At the start of Trump’s campaign, before he amassed the following of disgruntled Republican voters he now commands, Priebus framed the interest Trump was generating as a good thing for the Republican Party.
“I think it’s a net positive for everybody and I think it’s an indicator that there’s a lot of folks out there who are sick and tired of Washington and Trump has tapped into that,” said Priebus on Milwaukee radio. “When you have 30 million people watching [the first GOP debate], not to mention the fact that we have 16 other incredible candidates out there, I think we are showing America that we are the young, diverse party, offering a whole slew of options for people and that’s a good thing.”
When Priebus did try to stop Trump, he was accused by Bruce Ash, chairman of the RNC Rules Committee, of having tried to prevent changes to the Republican convention rules that would make it harder to have a contested convention.
The final nail in the coffin of the old Republican Party was Priebus’s tweet last night.
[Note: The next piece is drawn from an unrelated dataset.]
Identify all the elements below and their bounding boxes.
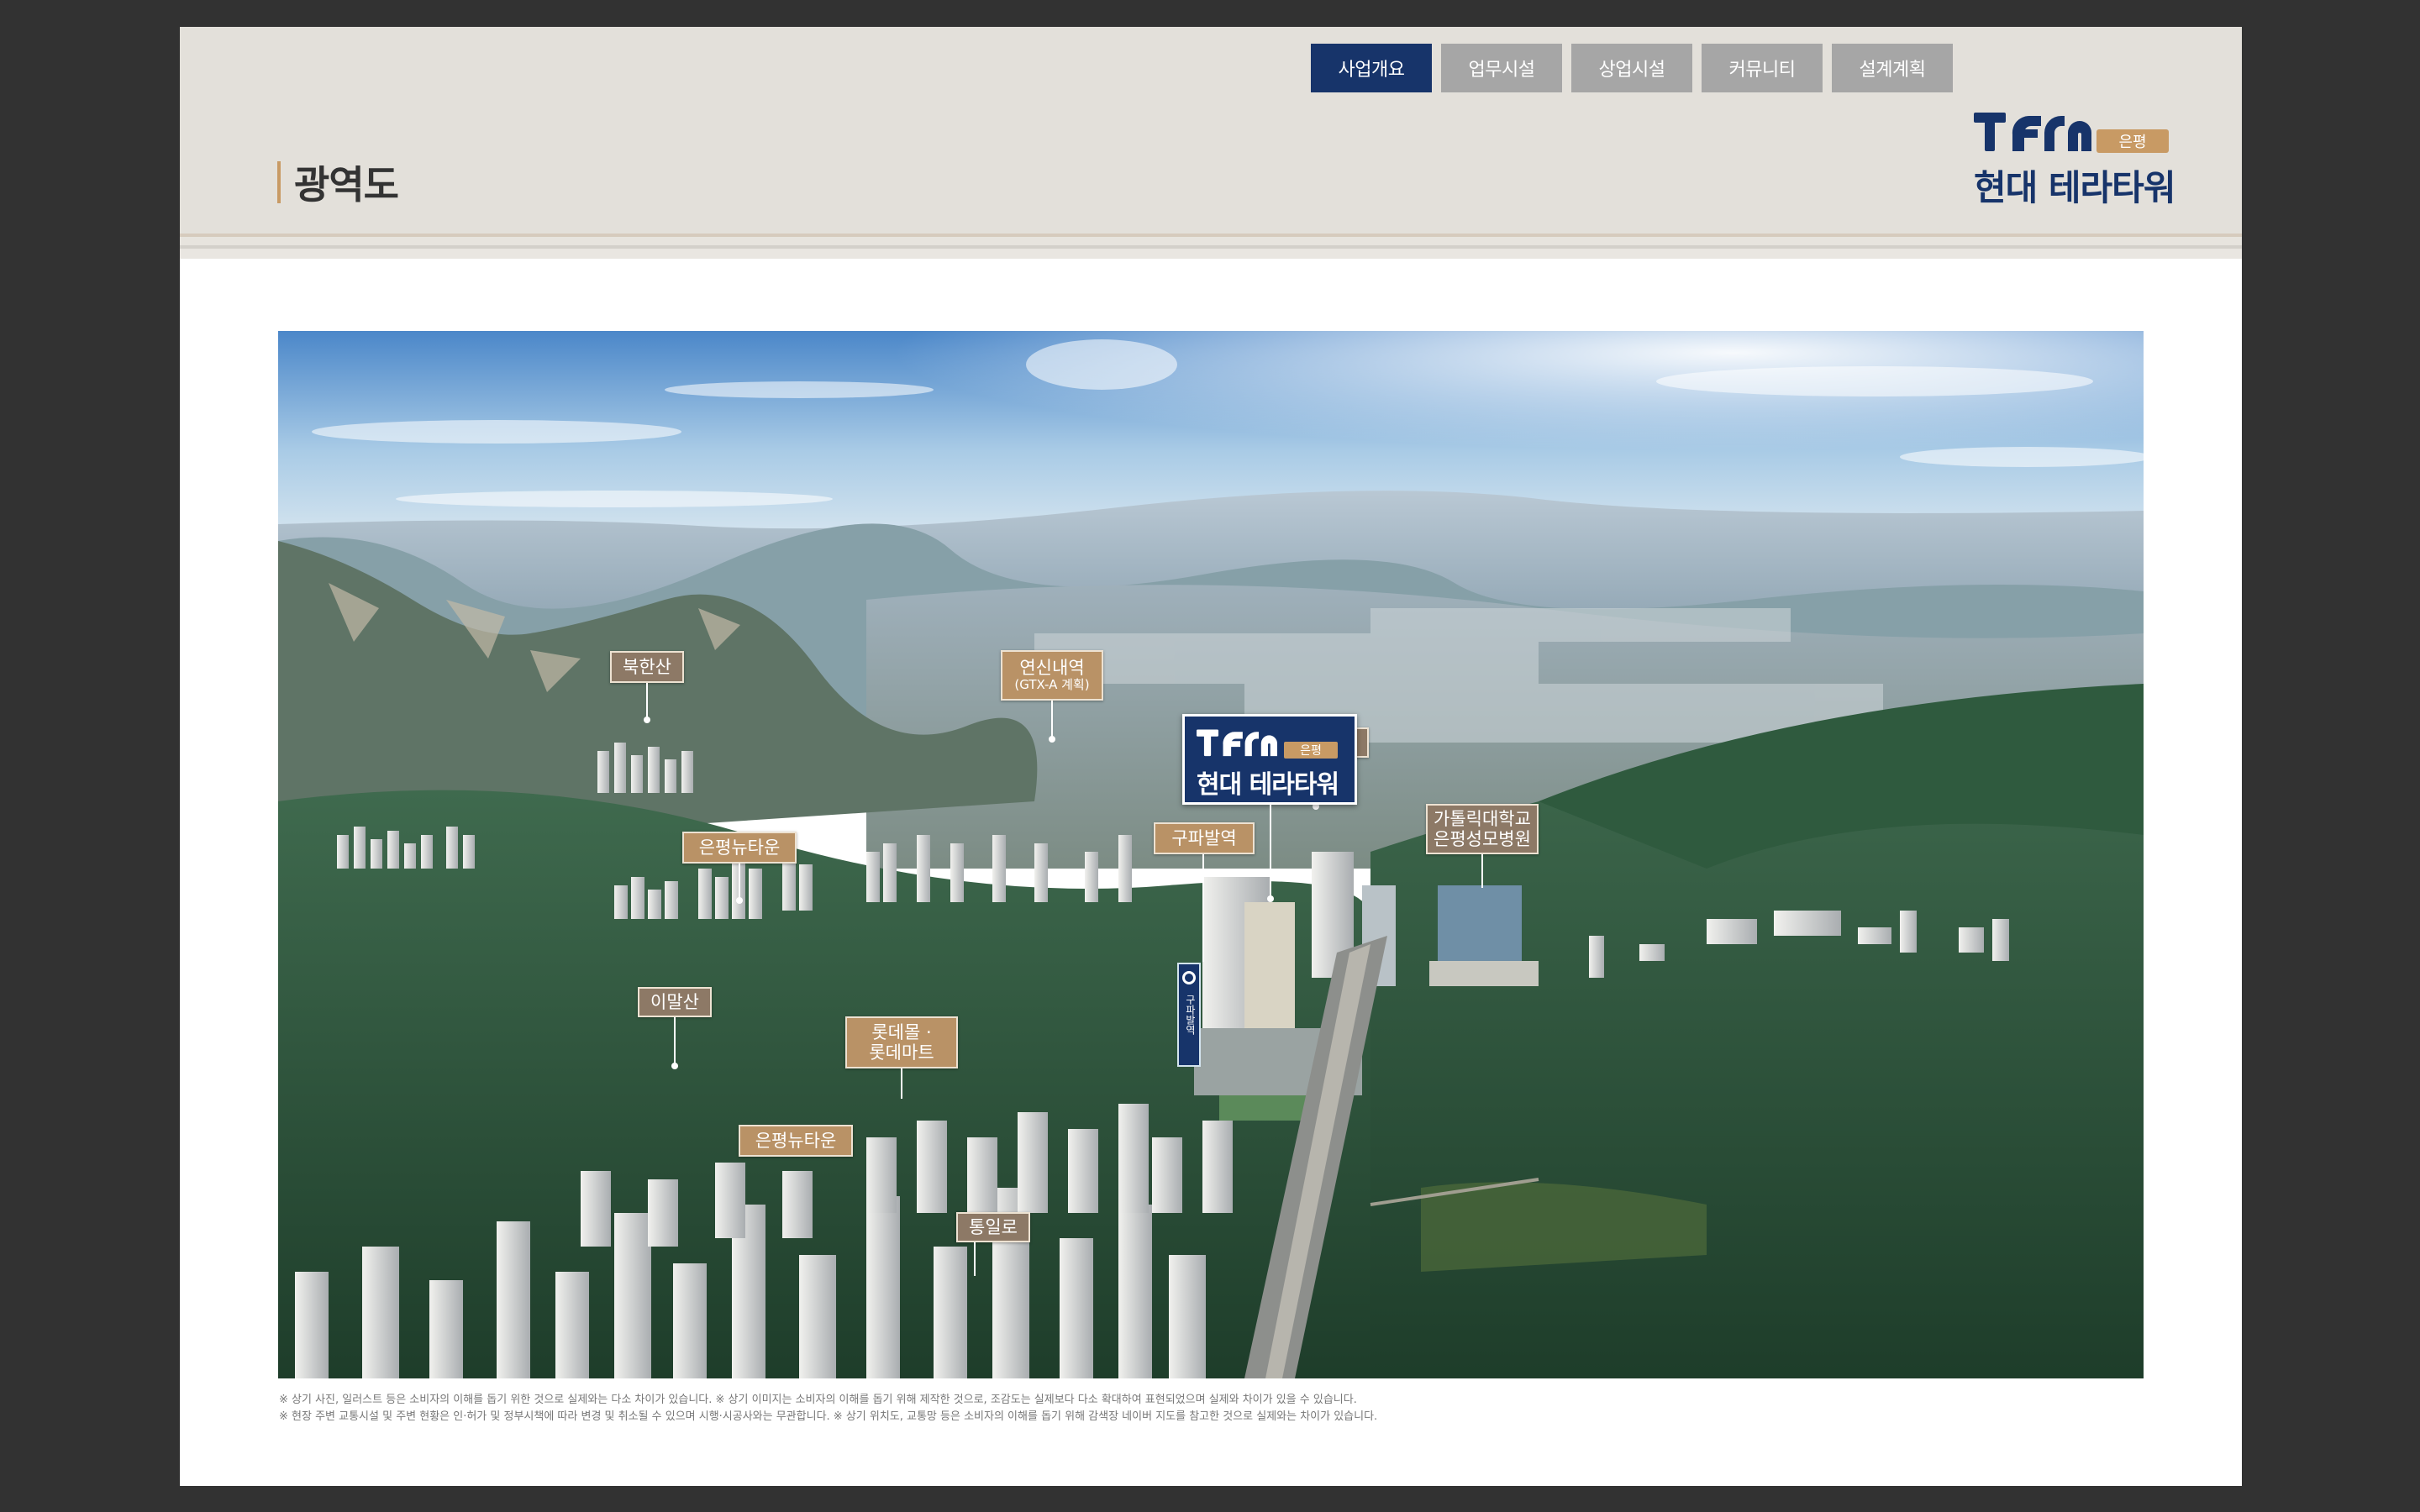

Until this morning, John Kasich had not announced that he would exit the race. The RNC chairman’s announcement that Trump was the presumptive nominee upended months of his own claims that the RNC was an impartial arbiter governing the party’s nomination process. if anyone believed that before, they surely don’t now.
There were numerous factors contributing to Trump’s rise that were outside of Priebus’s control. But Priebus had options, if he wanted to save his party: He could have reprimanded Trump for his repeated attacks on the institutions of the party he wanted to represent as the nominee, or for the wild rhetorical excesses that have become associated with his campaign. But Priebus decided not to.